7.6.3. 伪量化算子

class horizon_plugin_pytorch.quantization.FakeQuantize(observer: type = <class 'horizon_plugin_pytorch.quantization.observer.MovingAverageMinMaxObserver'>, saturate: bool = None, in_place: bool = False, compat_mask: bool = True, channel_len: int = 1, fast_training=True, **observer_kwargs)

Simulate the quantize and dequantize operations in training time.

The output of this module is given by

fake_quant_x = clamp(floor(x / scale + 0.5), quant_min, quant_max) * scale # noqa

  • scale defines the scale factor used for quantization.

  • zero_point specifies the quantized value to which 0 in floating point maps to

  • quant_min specifies the minimum allowable quantized value.

  • quant_max specifies the maximum allowable quantized value.

  • fake_quant_enabled controls the application of fake quantization on tensors, note that statistics can still be updated.

  • observer_enabled controls statistics collection on tensors

  • dtype specifies the quantized dtype that is being emulated with fake-quantization, the allowable values is qint8 and qint16. The values of quant_min and quant_max should be chosen to be consistent with the dtype

参数
  • observer – Module for observing statistics on input tensors and calculating scale and zero-point.

  • saturate – Whether zero out the grad for value out of quanti range.

  • in_place – Whether use in place fake quantize.

  • compat_mask – Whether pack the bool mask into bitfield when saturate = True.

  • channel_len – Size of data at channel dim.

  • fast_training – Whether use fast training mode. If True, computing scale and fake quantization will be done in one step.

  • observer_kwargs – Arguments for the observer module

observer

User provided module that collects statistics on the input tensor and provides a method to calculate scale and zero-point.

extra_repr()

Set the extra representation of the module

To print customized extra information, you should re-implement this method in your own modules. Both single-line and multi-line strings are acceptable.

forward(x)

Defines the computation performed at every call.

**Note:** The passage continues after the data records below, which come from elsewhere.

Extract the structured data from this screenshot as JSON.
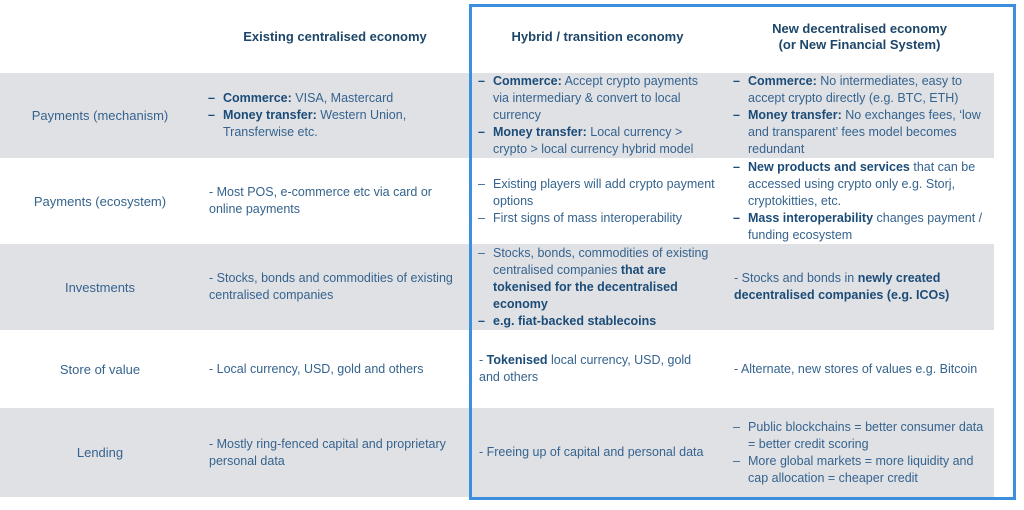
{
  "palette": {
    "frame_blue": "#3c8fdf",
    "stripe_gray": "#e0e1e5",
    "body_text": "#35638e",
    "bold_text": "#1b4c77",
    "header_text": "#1d4669",
    "background": "#ffffff"
  },
  "headers": {
    "col1": "Existing centralised economy",
    "col2": "Hybrid / transition economy",
    "col3_line1": "New decentralised economy",
    "col3_line2": "(or New Financial System)"
  },
  "rows": [
    {
      "label": "Payments (mechanism)",
      "cells": [
        {
          "type": "list",
          "items": [
            [
              {
                "t": "Commerce:",
                "b": true
              },
              {
                "t": " VISA, Mastercard"
              }
            ],
            [
              {
                "t": "Money transfer:",
                "b": true
              },
              {
                "t": " Western Union, Transferwise etc."
              }
            ]
          ]
        },
        {
          "type": "list",
          "items": [
            [
              {
                "t": "Commerce:",
                "b": true
              },
              {
                "t": " Accept crypto payments via intermediary & convert to local currency"
              }
            ],
            [
              {
                "t": "Money transfer:",
                "b": true
              },
              {
                "t": " Local currency > crypto > local currency hybrid model"
              }
            ]
          ]
        },
        {
          "type": "list",
          "items": [
            [
              {
                "t": "Commerce:",
                "b": true
              },
              {
                "t": " No intermediates, easy to accept crypto directly (e.g. BTC, ETH)"
              }
            ],
            [
              {
                "t": "Money transfer:",
                "b": true
              },
              {
                "t": " No exchanges fees, ‘low and transparent’ fees model becomes redundant"
              }
            ]
          ]
        }
      ]
    },
    {
      "label": "Payments (ecosystem)",
      "cells": [
        {
          "type": "plain",
          "segs": [
            {
              "t": "- Most POS, e-commerce etc via card or online payments"
            }
          ]
        },
        {
          "type": "list",
          "items": [
            [
              {
                "t": "Existing players will add crypto payment options"
              }
            ],
            [
              {
                "t": "First signs of mass interoperability"
              }
            ]
          ]
        },
        {
          "type": "list",
          "items": [
            [
              {
                "t": "New products and services",
                "b": true
              },
              {
                "t": " that can be accessed using crypto only e.g. Storj, cryptokitties, etc."
              }
            ],
            [
              {
                "t": "Mass interoperability",
                "b": true
              },
              {
                "t": " changes payment / funding ecosystem"
              }
            ]
          ]
        }
      ]
    },
    {
      "label": "Investments",
      "cells": [
        {
          "type": "plain",
          "segs": [
            {
              "t": "- Stocks, bonds and commodities of existing centralised companies"
            }
          ]
        },
        {
          "type": "list",
          "items": [
            [
              {
                "t": "Stocks, bonds, commodities of existing centralised companies "
              },
              {
                "t": "that are tokenised for the decentralised economy",
                "b": true
              }
            ],
            [
              {
                "t": "e.g. fiat-backed stablecoins",
                "b": true
              }
            ]
          ]
        },
        {
          "type": "plain",
          "segs": [
            {
              "t": "- Stocks and bonds in "
            },
            {
              "t": "newly created decentralised companies (e.g. ICOs)",
              "b": true
            }
          ]
        }
      ]
    },
    {
      "label": "Store of value",
      "cells": [
        {
          "type": "plain",
          "segs": [
            {
              "t": "- Local currency, USD, gold and others"
            }
          ]
        },
        {
          "type": "plain",
          "segs": [
            {
              "t": "- "
            },
            {
              "t": "Tokenised",
              "b": true
            },
            {
              "t": " local currency, USD, gold and others"
            }
          ]
        },
        {
          "type": "plain",
          "segs": [
            {
              "t": "- Alternate, new stores of values e.g. Bitcoin"
            }
          ]
        }
      ]
    },
    {
      "label": "Lending",
      "cells": [
        {
          "type": "plain",
          "segs": [
            {
              "t": "- Mostly ring-fenced capital and proprietary personal data"
            }
          ]
        },
        {
          "type": "plain",
          "segs": [
            {
              "t": "- Freeing up of capital and personal data"
            }
          ]
        },
        {
          "type": "list",
          "items": [
            [
              {
                "t": "Public blockchains = better consumer data = better credit scoring"
              }
            ],
            [
              {
                "t": "More global markets = more liquidity and cap allocation = cheaper credit"
              }
            ]
          ]
        }
      ]
    }
  ]
}
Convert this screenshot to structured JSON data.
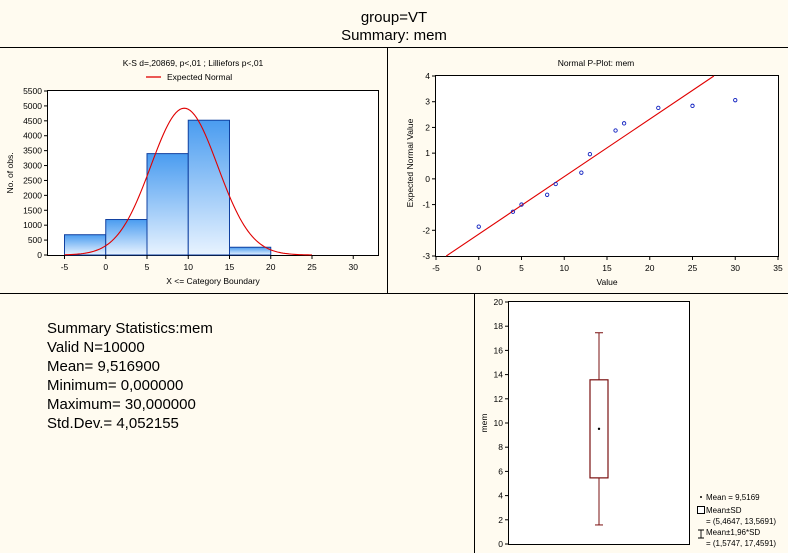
{
  "header": {
    "group": "group=VT",
    "summary": "Summary: mem"
  },
  "stats": {
    "title": "Summary Statistics:mem",
    "valid_n": "Valid N=10000",
    "mean": "Mean=  9,516900",
    "minimum": "Minimum=  0,000000",
    "maximum": "Maximum= 30,000000",
    "std_dev": "Std.Dev.=  4,052155"
  },
  "chart_data": [
    {
      "type": "bar",
      "title": "K-S d=,20869, p<,01 ; Lilliefors p<,01",
      "xlabel": "X <= Category Boundary",
      "ylabel": "No. of obs.",
      "xlim": [
        -7,
        33
      ],
      "ylim": [
        0,
        5500
      ],
      "xticks": [
        -5,
        0,
        5,
        10,
        15,
        20,
        25,
        30
      ],
      "yticks": [
        0,
        500,
        1000,
        1500,
        2000,
        2500,
        3000,
        3500,
        4000,
        4500,
        5000,
        5500
      ],
      "bins": [
        {
          "from": -5,
          "to": 0,
          "value": 680
        },
        {
          "from": 0,
          "to": 5,
          "value": 1190
        },
        {
          "from": 5,
          "to": 10,
          "value": 3400
        },
        {
          "from": 10,
          "to": 15,
          "value": 4520
        },
        {
          "from": 15,
          "to": 20,
          "value": 260
        }
      ],
      "legend": [
        "Expected Normal"
      ],
      "legend_position": "top",
      "normal_curve": {
        "mean": 9.5169,
        "sd": 4.052155,
        "n": 10000,
        "bin_width": 5,
        "color": "#e00000"
      },
      "bar_color_top": "#4a9cf0",
      "bar_color_bottom": "#e8f3ff",
      "grid": false
    },
    {
      "type": "scatter",
      "title": "Normal P-Plot: mem",
      "xlabel": "Value",
      "ylabel": "Expected Normal Value",
      "xlim": [
        -5,
        35
      ],
      "ylim": [
        -3,
        4
      ],
      "xticks": [
        -5,
        0,
        5,
        10,
        15,
        20,
        25,
        30,
        35
      ],
      "yticks": [
        -3,
        -2,
        -1,
        0,
        1,
        2,
        3,
        4
      ],
      "points": [
        {
          "x": 0,
          "y": -1.86
        },
        {
          "x": 4,
          "y": -1.28
        },
        {
          "x": 5,
          "y": -1.0
        },
        {
          "x": 8,
          "y": -0.62
        },
        {
          "x": 9,
          "y": -0.2
        },
        {
          "x": 12,
          "y": 0.24
        },
        {
          "x": 13,
          "y": 0.96
        },
        {
          "x": 16,
          "y": 1.88
        },
        {
          "x": 17,
          "y": 2.16
        },
        {
          "x": 21,
          "y": 2.76
        },
        {
          "x": 25,
          "y": 2.84
        },
        {
          "x": 30,
          "y": 3.06
        }
      ],
      "reference_line": {
        "from": [
          -3.8,
          -3
        ],
        "to": [
          27.5,
          4
        ],
        "color": "#e00000"
      },
      "point_color": "#1020c0",
      "grid": false
    },
    {
      "type": "box",
      "ylabel": "mem",
      "ylim": [
        0,
        20
      ],
      "yticks": [
        0,
        2,
        4,
        6,
        8,
        10,
        12,
        14,
        16,
        18,
        20
      ],
      "mean": 9.5169,
      "box": [
        5.4647,
        13.5691
      ],
      "whiskers": [
        1.5747,
        17.4591
      ],
      "color": "#7a1010",
      "legend": [
        "Mean = 9,5169",
        "Mean±SD",
        "= (5,4647, 13,5691)",
        "Mean±1,96*SD",
        "= (1,5747, 17,4591)"
      ],
      "legend_position": "bottom-right"
    }
  ]
}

Should be overridden by all subclasses.

注解

Although the recipe for forward pass needs to be defined within this function, one should call the Module instance afterwards instead of this since the former takes care of running the registered hooks while the latter silently ignores them.

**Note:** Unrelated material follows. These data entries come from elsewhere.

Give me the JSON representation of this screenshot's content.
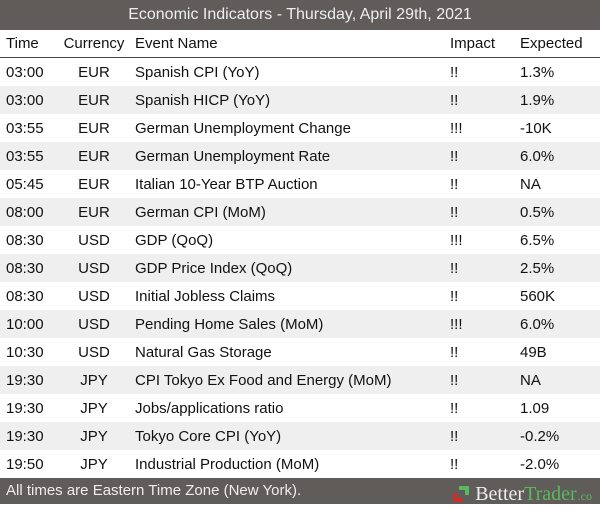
{
  "title": "Economic Indicators - Thursday, April 29th, 2021",
  "columns": {
    "time": "Time",
    "currency": "Currency",
    "event": "Event Name",
    "impact": "Impact",
    "expected": "Expected"
  },
  "rows": [
    {
      "time": "03:00",
      "currency": "EUR",
      "event": "Spanish CPI (YoY)",
      "impact": "!!",
      "expected": "1.3%"
    },
    {
      "time": "03:00",
      "currency": "EUR",
      "event": "Spanish HICP (YoY)",
      "impact": "!!",
      "expected": "1.9%"
    },
    {
      "time": "03:55",
      "currency": "EUR",
      "event": "German Unemployment Change",
      "impact": "!!!",
      "expected": "-10K"
    },
    {
      "time": "03:55",
      "currency": "EUR",
      "event": "German Unemployment Rate",
      "impact": "!!",
      "expected": "6.0%"
    },
    {
      "time": "05:45",
      "currency": "EUR",
      "event": "Italian 10-Year BTP Auction",
      "impact": "!!",
      "expected": "NA"
    },
    {
      "time": "08:00",
      "currency": "EUR",
      "event": "German CPI (MoM)",
      "impact": "!!",
      "expected": "0.5%"
    },
    {
      "time": "08:30",
      "currency": "USD",
      "event": "GDP (QoQ)",
      "impact": "!!!",
      "expected": "6.5%"
    },
    {
      "time": "08:30",
      "currency": "USD",
      "event": "GDP Price Index (QoQ)",
      "impact": "!!",
      "expected": "2.5%"
    },
    {
      "time": "08:30",
      "currency": "USD",
      "event": "Initial Jobless Claims",
      "impact": "!!",
      "expected": "560K"
    },
    {
      "time": "10:00",
      "currency": "USD",
      "event": "Pending Home Sales (MoM)",
      "impact": "!!!",
      "expected": "6.0%"
    },
    {
      "time": "10:30",
      "currency": "USD",
      "event": "Natural Gas Storage",
      "impact": "!!",
      "expected": "49B"
    },
    {
      "time": "19:30",
      "currency": "JPY",
      "event": "CPI Tokyo Ex Food and Energy (MoM)",
      "impact": "!!",
      "expected": "NA"
    },
    {
      "time": "19:30",
      "currency": "JPY",
      "event": "Jobs/applications ratio",
      "impact": "!!",
      "expected": "1.09"
    },
    {
      "time": "19:30",
      "currency": "JPY",
      "event": "Tokyo Core CPI (YoY)",
      "impact": "!!",
      "expected": "-0.2%"
    },
    {
      "time": "19:50",
      "currency": "JPY",
      "event": "Industrial Production (MoM)",
      "impact": "!!",
      "expected": "-2.0%"
    }
  ],
  "footer": {
    "note": "All times are Eastern Time Zone (New York).",
    "logo_better": "Better",
    "logo_trader": "Trader",
    "logo_co": ".co"
  },
  "colors": {
    "header_bg": "#5f5c5a",
    "logo_green": "#5cb85c",
    "logo_red": "#c9302c"
  }
}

set_qparams(scale: Union[torch.Tensor, Sequence, float], zero_point: Optional[Union[torch.Tensor, Sequence, int]] = None)

Set qparams, default symmetric.

classmethod with_args(**kwargs)

Wrapper that allows creation of class factories.

This can be useful when there is a need to create classes with the same constructor arguments, but different instances. Can be used in conjunction with _callable_args

Example:

>>> # xdoctest: +SKIP("Undefined vars")
>>> Foo.with_args = classmethod(_with_args)
>>> foo_builder = Foo.with_args(a=3, b=4).with_args(answer=42)
>>> foo_instance1 = foo_builder()
>>> foo_instance2 = foo_builder()
>>> id(foo_instance1) == id(foo_instance2)
False